Fifteen years is a harsh (insane) sentence, and harsher than other such sentences handed down for the same “crime,” as Michael’s father Scott Behenna explained to a Clemency Review Board on December 2. At todays appeal, civilian defense attorney Jack Zimmerman of Houston argued, quite convincingly I thought, two main points: 1) that key forensic evidence from a government witness in support of Lt. Behenna’s claim of self-defense was not heard during the trial; and 2) that, on a more arcane legal point (as I understood it), crucial instructions to the jury were unclear.
By now, Michael’s nightmare is a familiar tale of the Iraq war: Sunni/Al Qaeda attacks. IEDs. Casualties. “Catch-and-release,” with Lt. Behenna ordered personally to release Mansur — actually, to drive him right to his home. One more unauthorized try at interrogation. Mansur attacks Behenna. (US Government says Mansur didn’t attack, was seated on a rock the whole time; unheard forensic evidence mentioned above supports Michael’s story.) Two shots. Self-defense or murder?
I still find myself balking at the whole “murder” charge thing just as though this had been a barroom brawl.
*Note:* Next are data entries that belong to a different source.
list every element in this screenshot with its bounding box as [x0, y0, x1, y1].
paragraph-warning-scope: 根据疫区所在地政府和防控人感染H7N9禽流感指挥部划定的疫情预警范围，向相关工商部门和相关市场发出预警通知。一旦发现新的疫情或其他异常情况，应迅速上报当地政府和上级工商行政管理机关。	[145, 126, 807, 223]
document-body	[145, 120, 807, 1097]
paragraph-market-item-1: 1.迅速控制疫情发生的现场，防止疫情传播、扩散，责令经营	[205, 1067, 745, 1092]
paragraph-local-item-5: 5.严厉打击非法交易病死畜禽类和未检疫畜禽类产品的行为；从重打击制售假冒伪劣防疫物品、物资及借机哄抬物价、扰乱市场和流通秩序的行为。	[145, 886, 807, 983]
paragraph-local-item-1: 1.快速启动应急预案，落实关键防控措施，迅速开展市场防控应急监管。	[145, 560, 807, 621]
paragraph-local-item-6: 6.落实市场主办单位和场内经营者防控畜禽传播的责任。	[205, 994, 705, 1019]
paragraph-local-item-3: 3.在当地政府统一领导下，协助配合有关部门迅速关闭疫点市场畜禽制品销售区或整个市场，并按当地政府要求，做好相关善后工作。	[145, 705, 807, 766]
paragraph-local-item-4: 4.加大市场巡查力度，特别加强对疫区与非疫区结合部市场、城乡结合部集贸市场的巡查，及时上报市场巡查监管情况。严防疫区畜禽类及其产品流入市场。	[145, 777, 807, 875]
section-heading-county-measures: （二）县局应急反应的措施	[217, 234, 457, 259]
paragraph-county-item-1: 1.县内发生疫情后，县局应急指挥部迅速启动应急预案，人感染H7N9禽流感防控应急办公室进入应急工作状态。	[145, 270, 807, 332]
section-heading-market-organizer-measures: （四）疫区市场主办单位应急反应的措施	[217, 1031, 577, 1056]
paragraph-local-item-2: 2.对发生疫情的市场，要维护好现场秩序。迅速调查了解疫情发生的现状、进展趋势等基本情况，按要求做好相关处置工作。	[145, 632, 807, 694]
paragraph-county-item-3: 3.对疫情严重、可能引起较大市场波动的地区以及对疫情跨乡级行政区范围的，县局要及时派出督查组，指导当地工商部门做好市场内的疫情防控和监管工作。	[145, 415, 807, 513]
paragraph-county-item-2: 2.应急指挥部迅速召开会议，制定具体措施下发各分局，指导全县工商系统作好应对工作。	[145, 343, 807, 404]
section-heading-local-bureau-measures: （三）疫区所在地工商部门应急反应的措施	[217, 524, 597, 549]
Indeed, there was a side discussion between one of the three judges and the defense attorney about a hypothetical example of murder involving two soldiers that seemed to take us to an alternate universe, albeit briefly. Strange, too, was the prosecutor’s discussion assigning “provocation” to Lt. Behenna — namely, that Behenna, a soldier in a war zone with the untenable mission of driving home a man Army Intelligence believed was responsible for recent attacks on his platoon that had killed two soldiers, had provoked Ali Mansur to throw a chunk of concrete at him and then lunge for his gun so Behenna therefore couldn’t claim self-defense. Sometimes the law is beyond baffling.
The hearing room was full — not full of reporters, alas, although I understand an Oklahoma media outlet was there. The Behennas are quite illustrious Oklahomans, with mother Vicki Behenna an Assistant United States Attorney who helped prosecute Oklahoma City Bomber Timothy McVeigh, and father Scott Behenna a former investigator with the Oklahoma Bureau of Investigation and current intelligence analyst with the FBI.
The judges promised a verdict “in due course.”